Over the past five years, my experience as Taylor Observatory coordinator was challenging but exceptionally fulfilling.
Thank you high school volunteers Eduardo Alatorre, Cord and Nate Falkenberg, Paige Lavrar, Kai Jones, Roxi and Juan Huerta, Zack Bailey and Jared Wagner. Your passion for learning, your eagerness to support and your upbeat personalities made work a joy.
Thank you to the Taylor staff Edward Giannelli, Janis Traub, Stephen Kane and John Zimmerman.
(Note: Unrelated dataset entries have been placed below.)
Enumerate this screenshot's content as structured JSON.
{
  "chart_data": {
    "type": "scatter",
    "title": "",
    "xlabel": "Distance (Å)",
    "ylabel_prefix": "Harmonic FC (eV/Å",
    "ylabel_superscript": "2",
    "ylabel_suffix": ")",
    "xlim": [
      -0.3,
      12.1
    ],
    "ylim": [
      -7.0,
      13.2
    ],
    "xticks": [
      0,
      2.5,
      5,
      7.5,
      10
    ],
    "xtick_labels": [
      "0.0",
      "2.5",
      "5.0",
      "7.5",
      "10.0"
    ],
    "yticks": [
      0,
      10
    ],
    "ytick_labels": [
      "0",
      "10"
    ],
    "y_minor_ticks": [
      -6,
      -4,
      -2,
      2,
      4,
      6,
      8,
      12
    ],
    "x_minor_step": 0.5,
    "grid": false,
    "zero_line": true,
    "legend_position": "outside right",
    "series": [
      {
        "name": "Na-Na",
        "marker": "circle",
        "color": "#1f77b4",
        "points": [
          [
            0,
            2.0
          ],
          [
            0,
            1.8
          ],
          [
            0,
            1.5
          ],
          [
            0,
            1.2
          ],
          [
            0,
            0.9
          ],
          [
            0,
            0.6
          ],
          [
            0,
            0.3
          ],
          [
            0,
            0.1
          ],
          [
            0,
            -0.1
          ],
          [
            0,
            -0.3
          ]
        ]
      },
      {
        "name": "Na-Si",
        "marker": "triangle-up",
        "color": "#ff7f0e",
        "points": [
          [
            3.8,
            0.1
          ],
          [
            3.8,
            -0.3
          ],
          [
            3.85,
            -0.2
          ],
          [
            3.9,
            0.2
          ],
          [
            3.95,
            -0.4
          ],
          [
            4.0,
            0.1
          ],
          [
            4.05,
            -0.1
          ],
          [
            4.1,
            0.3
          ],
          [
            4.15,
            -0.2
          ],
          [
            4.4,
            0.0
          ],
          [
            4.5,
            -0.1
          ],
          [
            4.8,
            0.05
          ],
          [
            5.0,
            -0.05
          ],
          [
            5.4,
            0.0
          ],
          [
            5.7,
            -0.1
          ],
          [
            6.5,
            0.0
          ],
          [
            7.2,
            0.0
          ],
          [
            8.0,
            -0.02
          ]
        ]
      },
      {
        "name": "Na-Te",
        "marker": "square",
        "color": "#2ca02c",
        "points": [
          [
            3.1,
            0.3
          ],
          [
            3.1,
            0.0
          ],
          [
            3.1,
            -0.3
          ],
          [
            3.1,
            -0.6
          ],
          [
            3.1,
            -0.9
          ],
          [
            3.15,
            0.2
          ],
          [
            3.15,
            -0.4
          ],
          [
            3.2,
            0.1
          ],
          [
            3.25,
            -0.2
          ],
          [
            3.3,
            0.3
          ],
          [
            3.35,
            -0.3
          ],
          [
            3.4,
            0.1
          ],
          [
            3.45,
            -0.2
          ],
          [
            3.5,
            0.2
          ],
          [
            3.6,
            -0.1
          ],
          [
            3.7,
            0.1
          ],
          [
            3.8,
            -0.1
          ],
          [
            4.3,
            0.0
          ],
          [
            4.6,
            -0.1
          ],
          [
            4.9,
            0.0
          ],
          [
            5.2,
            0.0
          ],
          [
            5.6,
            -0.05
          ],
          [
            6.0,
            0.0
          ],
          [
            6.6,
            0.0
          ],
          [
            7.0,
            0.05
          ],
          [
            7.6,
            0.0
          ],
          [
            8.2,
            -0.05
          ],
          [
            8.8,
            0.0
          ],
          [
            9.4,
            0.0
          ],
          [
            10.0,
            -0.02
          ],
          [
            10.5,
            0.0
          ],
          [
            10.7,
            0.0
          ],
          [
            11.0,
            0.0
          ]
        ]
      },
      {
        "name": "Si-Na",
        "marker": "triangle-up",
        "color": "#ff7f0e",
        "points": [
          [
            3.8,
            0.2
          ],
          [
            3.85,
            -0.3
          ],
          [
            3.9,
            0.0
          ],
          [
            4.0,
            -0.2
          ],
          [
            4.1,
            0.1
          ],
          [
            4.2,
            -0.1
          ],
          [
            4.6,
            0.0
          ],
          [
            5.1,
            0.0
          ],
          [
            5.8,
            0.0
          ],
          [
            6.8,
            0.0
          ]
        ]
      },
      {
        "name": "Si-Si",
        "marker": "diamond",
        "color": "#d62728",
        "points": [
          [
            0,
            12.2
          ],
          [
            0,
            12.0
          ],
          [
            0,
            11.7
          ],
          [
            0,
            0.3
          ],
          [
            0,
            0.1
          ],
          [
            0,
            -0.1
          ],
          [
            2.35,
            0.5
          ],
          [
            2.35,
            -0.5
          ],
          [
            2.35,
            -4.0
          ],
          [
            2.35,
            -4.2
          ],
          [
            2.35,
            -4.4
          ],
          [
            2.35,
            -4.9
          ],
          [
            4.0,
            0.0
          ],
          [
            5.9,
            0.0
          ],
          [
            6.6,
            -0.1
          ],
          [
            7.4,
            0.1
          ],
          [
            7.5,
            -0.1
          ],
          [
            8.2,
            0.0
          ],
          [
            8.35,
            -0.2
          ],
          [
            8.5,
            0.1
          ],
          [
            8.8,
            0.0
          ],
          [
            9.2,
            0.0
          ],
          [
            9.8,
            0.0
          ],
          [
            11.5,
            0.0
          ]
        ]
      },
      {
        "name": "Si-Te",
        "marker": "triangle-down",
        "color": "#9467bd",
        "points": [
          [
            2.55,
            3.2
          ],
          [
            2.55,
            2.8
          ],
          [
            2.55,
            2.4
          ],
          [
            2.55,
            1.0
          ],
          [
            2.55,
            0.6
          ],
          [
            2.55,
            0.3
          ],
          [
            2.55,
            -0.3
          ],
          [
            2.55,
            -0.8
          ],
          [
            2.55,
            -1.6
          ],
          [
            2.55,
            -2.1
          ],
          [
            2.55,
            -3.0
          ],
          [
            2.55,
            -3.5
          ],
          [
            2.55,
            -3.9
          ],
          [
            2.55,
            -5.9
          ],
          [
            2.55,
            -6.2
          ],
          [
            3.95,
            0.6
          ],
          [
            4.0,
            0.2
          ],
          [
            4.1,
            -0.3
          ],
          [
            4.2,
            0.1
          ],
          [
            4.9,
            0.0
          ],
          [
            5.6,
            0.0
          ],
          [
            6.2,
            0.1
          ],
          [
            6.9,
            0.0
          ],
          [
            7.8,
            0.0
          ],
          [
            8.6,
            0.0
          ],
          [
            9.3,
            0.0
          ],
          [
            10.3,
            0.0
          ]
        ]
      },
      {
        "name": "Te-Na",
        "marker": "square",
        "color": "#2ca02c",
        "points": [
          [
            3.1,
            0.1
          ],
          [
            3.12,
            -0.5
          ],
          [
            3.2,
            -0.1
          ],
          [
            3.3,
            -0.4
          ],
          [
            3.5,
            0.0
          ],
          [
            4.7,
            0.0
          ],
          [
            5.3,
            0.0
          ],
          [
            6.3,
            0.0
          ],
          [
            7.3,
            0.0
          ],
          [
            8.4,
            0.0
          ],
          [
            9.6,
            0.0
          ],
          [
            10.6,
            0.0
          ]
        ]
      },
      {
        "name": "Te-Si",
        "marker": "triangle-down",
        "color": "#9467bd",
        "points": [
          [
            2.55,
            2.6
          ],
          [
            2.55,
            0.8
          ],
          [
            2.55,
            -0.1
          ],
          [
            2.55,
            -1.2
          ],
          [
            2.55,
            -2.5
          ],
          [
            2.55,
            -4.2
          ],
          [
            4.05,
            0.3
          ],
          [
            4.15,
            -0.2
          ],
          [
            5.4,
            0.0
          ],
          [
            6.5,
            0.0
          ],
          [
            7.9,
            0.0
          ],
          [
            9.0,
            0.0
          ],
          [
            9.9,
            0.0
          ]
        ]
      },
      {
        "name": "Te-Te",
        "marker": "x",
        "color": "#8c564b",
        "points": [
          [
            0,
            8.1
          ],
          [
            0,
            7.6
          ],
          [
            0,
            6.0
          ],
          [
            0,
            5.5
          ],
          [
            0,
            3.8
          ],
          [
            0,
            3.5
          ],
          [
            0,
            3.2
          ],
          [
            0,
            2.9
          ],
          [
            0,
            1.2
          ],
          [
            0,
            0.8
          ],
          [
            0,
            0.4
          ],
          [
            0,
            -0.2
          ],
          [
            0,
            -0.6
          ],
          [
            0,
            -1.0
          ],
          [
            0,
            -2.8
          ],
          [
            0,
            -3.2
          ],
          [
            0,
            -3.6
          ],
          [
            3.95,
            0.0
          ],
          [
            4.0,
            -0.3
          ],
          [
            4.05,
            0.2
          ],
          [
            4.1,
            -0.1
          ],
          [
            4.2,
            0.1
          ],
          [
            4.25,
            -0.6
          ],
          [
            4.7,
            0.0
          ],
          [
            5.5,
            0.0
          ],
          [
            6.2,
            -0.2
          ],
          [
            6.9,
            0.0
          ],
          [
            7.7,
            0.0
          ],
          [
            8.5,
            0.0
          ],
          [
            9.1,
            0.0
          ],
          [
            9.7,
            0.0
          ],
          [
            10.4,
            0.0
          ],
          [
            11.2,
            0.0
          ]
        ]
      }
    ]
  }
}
Your support was and is the backbone of Taylor.
Thank you volunteers Paul Kobetz, David Rogers, Juan Huerta, Dr. Gerald deBane and Bill Bordisso. Your tutelage and hours of support help our projects reach completion.
Thank you Friends of Taylor, Wine Alliance, Kelseyville Rotary, Lakeport Lions Club and so many community groups. The Taylor Observatory would not exist without your financial and volunteer support.
Thank you to all the private donors whose funds purchased technology, telescopes, transportation and more.
Thank you Lake County Office of Education and the Board of Education for your support and having faith in me.
Our goal was to make the Taylor Observatory into a science center for all children of Lake County.
I believe, with your continued support, your science center will continue to flourish.
Barbara McIntyre is the retiring coordinator for the Taylor Observatory-Norton Planetarium in Kelseyville, Calif.